Now the fifth function: $f_5(x)=\frac{\ln(e^x+1)+\ln(e^x-1)}{2}$ This can be rewritten as $f_5(x)=\frac{\ln((e^x+1)(e^x-1))}{2}=\frac{\ln(e^{2x}-1)}{2}$ and so, by letting $g(x)=e^{2x}$ and $h(x)=x-1$, $f_5^{\circ n}(x)=\frac{\ln(e^{2x}-n)}{2}$

Now for the sixth and final function: $f_6(x)=x+\ln(e^x+2)$ This can be written as $f_6(x)=\ln(e^{2x}+2e^x)=\ln((e^x+1)^2-1)$ and so, if we let $g(x)=e^x+1$ and $h(x)=x^2$, $f_6^{\circ n}(x)=\ln((e^x+1)^{2^n}-1)$

That's all for now!
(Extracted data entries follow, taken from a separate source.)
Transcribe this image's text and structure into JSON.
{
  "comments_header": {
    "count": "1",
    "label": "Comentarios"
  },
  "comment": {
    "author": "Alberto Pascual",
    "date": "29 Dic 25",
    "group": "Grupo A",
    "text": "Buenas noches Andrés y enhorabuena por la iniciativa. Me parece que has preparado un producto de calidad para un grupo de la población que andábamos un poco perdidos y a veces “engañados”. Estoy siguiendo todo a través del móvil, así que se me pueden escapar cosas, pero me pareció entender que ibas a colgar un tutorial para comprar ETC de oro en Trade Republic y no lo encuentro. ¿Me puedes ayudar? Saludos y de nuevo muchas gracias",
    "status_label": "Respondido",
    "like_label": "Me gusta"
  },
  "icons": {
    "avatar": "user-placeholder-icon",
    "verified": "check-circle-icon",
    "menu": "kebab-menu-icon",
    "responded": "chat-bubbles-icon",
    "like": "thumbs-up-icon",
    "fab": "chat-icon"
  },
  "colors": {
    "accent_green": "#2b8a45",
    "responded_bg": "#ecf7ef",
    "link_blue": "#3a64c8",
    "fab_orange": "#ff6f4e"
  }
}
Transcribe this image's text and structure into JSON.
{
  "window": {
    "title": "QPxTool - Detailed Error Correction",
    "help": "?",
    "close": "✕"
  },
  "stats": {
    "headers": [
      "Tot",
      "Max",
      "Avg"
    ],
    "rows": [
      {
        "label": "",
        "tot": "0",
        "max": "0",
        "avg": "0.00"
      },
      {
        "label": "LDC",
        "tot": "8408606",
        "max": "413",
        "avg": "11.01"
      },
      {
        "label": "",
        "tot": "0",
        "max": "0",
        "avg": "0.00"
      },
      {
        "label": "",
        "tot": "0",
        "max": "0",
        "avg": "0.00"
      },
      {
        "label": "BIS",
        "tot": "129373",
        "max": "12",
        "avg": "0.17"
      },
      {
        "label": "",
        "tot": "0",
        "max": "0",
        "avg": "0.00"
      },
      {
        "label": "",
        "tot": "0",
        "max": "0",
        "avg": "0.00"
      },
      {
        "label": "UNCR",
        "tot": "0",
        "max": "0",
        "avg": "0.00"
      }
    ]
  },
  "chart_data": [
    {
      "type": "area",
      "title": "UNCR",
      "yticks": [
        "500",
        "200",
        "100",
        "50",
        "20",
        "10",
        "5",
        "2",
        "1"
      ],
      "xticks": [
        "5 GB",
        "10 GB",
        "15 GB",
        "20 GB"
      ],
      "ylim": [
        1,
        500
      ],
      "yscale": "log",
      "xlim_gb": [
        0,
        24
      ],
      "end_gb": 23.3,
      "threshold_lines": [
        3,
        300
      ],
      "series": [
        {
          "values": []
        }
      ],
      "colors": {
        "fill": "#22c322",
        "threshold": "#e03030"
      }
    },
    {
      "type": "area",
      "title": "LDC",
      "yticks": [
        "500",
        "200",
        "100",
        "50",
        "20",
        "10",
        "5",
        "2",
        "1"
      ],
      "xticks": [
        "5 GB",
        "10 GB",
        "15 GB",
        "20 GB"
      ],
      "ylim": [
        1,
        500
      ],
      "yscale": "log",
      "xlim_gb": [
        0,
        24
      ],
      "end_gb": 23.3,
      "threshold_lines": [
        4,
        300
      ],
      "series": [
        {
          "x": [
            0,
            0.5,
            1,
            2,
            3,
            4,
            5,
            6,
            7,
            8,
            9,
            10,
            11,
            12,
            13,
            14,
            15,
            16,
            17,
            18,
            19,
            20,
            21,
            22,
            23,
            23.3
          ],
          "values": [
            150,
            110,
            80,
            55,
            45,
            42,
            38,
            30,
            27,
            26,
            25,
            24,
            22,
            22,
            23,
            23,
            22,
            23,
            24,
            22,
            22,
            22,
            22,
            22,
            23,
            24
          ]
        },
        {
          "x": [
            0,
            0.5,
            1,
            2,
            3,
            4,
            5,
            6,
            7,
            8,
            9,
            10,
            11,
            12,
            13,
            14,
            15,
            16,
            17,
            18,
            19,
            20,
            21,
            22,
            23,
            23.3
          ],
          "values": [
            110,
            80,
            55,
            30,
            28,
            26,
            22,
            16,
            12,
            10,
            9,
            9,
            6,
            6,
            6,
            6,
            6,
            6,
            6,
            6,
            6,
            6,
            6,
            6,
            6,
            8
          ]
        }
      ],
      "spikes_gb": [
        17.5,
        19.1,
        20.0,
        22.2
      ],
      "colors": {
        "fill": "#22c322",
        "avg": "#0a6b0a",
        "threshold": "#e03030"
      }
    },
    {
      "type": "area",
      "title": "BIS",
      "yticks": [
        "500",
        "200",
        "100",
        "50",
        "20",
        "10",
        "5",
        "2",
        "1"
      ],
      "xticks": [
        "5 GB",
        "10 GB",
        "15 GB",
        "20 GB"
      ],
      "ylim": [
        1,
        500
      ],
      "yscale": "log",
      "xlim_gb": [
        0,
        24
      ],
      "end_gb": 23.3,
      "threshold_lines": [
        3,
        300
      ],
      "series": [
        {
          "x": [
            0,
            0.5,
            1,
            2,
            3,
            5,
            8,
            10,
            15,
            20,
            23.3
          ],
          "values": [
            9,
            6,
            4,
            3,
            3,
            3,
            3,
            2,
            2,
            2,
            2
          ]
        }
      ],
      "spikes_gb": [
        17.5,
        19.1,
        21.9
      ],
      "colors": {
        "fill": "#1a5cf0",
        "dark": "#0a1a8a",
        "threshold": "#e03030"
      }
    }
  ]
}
Let me remind you that my solutions to each of these problems were not instantaneous - the solutions you are seeing are polished, thought-out solutions. When trying these problems for the first time, my work was nowhere near as quick and tidy.